Keeps on ticking: just saw a few fours in Portugal this September.
“Who on earth would have bought this in 1992?”
It was a typical student’s car. Foremost in the 70s and the 80s, but still in the 90s (though Fiesta and Polo were on the fast lane, then).
And, of course, francofile nonconformists. Or those who at least thought themselves to be one.
Called the French beetle. Should have come to the US instead of bringing the ugly Dauphine, surely would have been more successful.
The Dauphine was quite successful in the US, even outselling the VW some months in 1958. It wasn’t a sales issue; what sank it later was the lack of proper service facilities and a growing reputation for being unreliable. Anyway, the R4 didn’t come out until 1961, by which time the Dauphine was already in trouble.

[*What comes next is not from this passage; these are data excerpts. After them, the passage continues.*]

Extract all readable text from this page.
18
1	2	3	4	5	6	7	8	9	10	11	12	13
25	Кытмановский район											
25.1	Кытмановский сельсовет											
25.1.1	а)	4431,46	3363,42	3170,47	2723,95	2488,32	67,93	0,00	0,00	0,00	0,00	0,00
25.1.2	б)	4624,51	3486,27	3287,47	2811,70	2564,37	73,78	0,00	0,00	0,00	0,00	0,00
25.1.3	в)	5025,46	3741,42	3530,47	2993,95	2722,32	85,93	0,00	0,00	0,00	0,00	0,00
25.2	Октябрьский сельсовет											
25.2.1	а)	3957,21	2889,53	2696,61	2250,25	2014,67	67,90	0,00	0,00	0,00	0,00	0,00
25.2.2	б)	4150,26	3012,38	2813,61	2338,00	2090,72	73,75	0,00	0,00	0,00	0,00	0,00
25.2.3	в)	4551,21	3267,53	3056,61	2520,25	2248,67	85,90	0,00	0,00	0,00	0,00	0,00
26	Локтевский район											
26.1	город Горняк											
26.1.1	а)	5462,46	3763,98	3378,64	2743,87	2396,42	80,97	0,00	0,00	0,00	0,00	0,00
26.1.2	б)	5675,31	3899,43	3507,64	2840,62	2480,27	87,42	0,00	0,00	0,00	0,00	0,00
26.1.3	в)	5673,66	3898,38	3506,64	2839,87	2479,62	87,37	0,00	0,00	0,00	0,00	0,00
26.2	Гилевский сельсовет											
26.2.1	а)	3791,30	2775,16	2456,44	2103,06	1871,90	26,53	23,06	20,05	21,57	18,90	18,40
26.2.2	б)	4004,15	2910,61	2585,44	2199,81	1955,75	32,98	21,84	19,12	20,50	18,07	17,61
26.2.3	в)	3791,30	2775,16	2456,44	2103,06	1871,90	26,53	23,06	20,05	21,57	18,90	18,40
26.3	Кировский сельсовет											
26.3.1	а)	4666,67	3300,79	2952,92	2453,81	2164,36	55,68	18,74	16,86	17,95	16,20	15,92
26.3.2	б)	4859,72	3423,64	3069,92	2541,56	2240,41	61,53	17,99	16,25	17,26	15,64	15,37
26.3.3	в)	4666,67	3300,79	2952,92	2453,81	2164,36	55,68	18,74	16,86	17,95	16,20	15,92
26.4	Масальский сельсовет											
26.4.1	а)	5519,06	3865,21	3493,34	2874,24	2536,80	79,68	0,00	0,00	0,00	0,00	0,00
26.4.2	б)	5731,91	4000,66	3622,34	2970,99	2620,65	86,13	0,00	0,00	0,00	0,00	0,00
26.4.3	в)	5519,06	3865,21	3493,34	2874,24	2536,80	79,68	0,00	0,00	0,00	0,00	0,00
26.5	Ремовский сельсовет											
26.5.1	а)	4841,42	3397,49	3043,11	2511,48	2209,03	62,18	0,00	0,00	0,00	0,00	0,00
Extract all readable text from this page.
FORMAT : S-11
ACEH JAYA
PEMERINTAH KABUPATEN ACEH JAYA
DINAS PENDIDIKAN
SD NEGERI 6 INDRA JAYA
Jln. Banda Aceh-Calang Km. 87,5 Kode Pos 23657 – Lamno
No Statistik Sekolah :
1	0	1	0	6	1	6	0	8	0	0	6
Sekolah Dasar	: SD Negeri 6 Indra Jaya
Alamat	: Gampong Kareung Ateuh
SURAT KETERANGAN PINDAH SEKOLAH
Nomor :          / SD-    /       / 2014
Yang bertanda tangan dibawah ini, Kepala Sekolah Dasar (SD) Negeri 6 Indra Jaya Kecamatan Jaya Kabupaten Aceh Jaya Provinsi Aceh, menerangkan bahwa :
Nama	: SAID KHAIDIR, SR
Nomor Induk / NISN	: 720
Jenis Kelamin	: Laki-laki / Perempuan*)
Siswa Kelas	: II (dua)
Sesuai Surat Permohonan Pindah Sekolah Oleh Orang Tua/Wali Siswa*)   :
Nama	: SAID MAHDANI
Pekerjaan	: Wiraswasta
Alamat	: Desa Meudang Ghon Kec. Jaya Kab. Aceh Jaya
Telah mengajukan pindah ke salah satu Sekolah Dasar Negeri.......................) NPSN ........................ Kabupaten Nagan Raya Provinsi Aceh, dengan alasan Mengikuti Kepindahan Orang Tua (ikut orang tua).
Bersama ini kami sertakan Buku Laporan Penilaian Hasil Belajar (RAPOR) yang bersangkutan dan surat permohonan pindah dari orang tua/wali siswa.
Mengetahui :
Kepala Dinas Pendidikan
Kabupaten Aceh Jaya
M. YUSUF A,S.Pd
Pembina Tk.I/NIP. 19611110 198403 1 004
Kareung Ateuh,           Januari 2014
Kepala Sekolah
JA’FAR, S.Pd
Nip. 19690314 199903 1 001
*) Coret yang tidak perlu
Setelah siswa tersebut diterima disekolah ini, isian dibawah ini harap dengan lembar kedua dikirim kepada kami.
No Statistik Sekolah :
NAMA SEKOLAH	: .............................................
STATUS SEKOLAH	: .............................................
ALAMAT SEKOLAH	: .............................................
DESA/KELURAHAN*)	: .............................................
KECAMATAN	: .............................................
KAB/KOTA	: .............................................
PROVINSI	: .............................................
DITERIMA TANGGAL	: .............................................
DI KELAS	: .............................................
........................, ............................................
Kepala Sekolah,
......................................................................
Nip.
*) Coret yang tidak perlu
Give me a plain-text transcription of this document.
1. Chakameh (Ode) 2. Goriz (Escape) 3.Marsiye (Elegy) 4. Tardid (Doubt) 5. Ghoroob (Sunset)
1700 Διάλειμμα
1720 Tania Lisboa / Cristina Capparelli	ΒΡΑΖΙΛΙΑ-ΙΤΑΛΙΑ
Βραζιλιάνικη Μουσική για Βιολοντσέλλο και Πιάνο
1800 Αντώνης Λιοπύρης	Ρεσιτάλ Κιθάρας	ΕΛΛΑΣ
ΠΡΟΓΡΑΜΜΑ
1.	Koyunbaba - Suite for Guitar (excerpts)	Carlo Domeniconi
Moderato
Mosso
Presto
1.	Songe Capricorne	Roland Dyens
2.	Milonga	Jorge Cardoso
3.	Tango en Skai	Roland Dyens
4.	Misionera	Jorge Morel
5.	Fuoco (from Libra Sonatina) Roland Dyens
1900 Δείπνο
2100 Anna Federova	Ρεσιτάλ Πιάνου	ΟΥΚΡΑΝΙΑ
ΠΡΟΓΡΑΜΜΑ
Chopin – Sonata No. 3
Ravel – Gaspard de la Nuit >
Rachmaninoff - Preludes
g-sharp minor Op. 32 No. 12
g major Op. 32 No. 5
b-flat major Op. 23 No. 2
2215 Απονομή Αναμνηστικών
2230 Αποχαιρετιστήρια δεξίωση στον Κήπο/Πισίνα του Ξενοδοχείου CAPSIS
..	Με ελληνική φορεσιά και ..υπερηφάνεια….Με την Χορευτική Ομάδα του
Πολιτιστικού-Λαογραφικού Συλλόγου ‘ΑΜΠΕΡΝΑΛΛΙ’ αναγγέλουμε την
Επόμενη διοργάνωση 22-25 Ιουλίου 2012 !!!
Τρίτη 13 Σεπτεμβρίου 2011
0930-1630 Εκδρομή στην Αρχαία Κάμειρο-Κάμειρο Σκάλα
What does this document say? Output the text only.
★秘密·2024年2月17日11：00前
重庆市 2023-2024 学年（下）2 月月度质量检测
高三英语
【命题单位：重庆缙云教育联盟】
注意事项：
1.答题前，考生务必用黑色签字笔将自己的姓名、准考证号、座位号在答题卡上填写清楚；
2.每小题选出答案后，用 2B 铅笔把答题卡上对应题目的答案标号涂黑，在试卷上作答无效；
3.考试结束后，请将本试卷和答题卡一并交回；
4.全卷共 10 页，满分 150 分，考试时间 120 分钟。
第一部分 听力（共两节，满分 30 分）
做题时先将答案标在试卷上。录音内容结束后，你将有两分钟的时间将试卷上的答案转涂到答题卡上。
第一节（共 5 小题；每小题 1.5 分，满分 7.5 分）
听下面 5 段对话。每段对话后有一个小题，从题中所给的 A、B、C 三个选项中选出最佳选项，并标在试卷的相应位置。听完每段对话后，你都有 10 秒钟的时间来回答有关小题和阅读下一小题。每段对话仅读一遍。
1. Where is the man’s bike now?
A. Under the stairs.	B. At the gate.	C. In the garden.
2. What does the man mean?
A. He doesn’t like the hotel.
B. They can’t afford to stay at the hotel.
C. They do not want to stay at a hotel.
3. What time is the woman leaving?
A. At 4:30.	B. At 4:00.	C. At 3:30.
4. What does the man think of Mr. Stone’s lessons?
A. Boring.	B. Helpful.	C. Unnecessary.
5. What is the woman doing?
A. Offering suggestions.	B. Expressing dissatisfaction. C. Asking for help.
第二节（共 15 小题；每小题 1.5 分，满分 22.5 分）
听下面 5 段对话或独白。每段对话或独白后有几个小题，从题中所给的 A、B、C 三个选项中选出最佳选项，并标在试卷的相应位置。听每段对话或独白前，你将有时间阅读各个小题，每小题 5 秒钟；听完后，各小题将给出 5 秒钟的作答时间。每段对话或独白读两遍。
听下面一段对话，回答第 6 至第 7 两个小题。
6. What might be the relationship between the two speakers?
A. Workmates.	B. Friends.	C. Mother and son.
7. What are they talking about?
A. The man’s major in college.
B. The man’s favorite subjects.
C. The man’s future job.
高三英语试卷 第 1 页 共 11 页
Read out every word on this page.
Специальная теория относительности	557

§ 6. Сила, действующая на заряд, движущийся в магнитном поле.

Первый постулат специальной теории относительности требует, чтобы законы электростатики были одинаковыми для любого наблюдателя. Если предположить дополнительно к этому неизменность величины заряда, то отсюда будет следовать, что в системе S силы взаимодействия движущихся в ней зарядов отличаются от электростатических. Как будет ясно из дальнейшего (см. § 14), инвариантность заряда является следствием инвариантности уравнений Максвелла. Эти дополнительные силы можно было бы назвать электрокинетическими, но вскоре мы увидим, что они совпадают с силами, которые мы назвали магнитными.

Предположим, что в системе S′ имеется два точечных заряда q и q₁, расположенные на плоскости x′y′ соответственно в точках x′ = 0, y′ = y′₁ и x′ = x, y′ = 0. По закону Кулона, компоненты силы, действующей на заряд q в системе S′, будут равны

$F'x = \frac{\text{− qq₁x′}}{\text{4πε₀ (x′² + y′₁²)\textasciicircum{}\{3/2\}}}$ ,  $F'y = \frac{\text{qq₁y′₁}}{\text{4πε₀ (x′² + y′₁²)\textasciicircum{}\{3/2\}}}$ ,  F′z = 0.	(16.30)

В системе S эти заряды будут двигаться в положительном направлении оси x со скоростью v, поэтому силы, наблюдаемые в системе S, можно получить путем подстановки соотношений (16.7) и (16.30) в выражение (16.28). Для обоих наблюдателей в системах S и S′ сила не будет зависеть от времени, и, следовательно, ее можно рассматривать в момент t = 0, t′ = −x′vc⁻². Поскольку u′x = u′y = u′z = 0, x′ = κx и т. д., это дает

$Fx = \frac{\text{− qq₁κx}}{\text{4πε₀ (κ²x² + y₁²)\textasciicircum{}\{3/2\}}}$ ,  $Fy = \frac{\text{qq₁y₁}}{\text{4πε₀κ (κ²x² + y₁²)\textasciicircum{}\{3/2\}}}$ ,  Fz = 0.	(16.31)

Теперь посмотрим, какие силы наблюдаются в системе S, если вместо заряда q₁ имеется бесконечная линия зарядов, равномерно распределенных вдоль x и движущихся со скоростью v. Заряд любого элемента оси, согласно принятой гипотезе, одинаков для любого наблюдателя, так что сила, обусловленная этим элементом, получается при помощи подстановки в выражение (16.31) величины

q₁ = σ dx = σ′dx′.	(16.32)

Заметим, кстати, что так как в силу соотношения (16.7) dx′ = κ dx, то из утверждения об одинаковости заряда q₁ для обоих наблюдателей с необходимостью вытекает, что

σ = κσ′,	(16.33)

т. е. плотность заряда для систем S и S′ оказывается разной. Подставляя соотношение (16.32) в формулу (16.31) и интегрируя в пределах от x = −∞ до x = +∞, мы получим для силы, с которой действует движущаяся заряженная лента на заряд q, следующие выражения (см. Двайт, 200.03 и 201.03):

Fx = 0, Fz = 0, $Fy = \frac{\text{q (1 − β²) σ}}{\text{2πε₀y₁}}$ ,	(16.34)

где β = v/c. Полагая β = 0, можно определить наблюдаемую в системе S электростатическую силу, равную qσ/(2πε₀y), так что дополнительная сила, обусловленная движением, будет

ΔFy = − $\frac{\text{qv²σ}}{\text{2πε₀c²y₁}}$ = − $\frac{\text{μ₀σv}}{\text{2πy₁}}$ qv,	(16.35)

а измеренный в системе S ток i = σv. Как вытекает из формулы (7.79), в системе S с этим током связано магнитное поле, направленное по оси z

Interesting little car / van .
I’d love the opportunity to test drive one a few days / week before saying no or yes .
-Nate
As a proud former owner of a 1964 R4, and as an Aussie, I must join in. After a somewhat impractical but fun MG Midget, (sold to help buy a house) it was very handy to take on the R4, which in comparison sported a cavernous interior and was still fun. That French lean on the corners was great – no loss of adhesion, and you could hang on to that very odd gear lever to steady yourself. My wife found it most convenient to hang her handbag on it too. The folding back seats meant you could fit in a surprising amount of stuff. We were renovating a tiny 1870s house in Collingwood, Melbourne in the late 80s, and the car capably ferried loads of old concrete and the hideous front fence to the Northcote tip. A highlight was when we drove down the Eastern Freeway with a bag of stinky pigeon poo on the roof rack for the backyard lemon tree – we imagined cars behind us veering off the road, with drivers succumbing to the vile stench. In any case, after the MG, it was great to feel secure when driving – every other vehicle took great care to avoid this weird old bomb. The six volt electrics delivered all of two candlepower of headlights, but we fortunately never needed to resort to the starting handle/crank. The lack of a radio was amply compensated for by the deafening racket of the sliding windows in their perished rubber mounts. The R4’s demise came when, on South Road, a radiator hose exploded and the car briefly became a mobile steam bath – I recklessly pressed on and although we did make it home (a brand new Carnegie villa unit) this great little car was sold on for restoration. Out of the MG, two Camiras, two Magnas and our current Subaru Impreza the R4 remains a firm favourite. I have a colour sketch of it; this may be forthcoming…
Your R4 would have been quite a sight in Melbourne back then. We’d moved from Elwood to Mitcham in the eighties, and there weren’t many Renaults on the road by then. Last time I recall seeing one was the early seventies. I think they were just too far outside the mainstream for many Aussies to consider. Then of course you had the Japanese brands introducing us to their concept of affordable quality, something many of the locally-assembled Renaults seemed to lack, especially my cousin’s 12.
Good to hear that you sold it for restoration rather than scrap.
Fifty years ago my Dad traded in his ’68 R10…it was also the year I learned to drive, missed driving it by less than a month.
Dad bought the ’68 new at Almartin Motors in South Burlington, Vt. The company he worked for transferred him down to Virginia but by ’75 we were back up in Vermont. In ’76 he bought his first front wheel drive car, a new Subaru DL. FWD wasn’t yet very common then and the cars that had it were pretty expensive..such as the Hondas, and VWs, plus Saab was out of his range for what was his commuter car.
Dad had a ’59 Beetle which was totalled parked in front of our house, which is why he got the R10. He mostly used it to get to work, rear engine/RWD was pretty good in slippery weather. Not sure why he didn’t get an R4 back in ’68 instead of the R10 but maybe he was used to the Beetle and liked RWD. The R10 also had 4 doors so it could handle the family a bit better than the Beetle though he seldom used it for other than himself and maybe 1 other person (often me).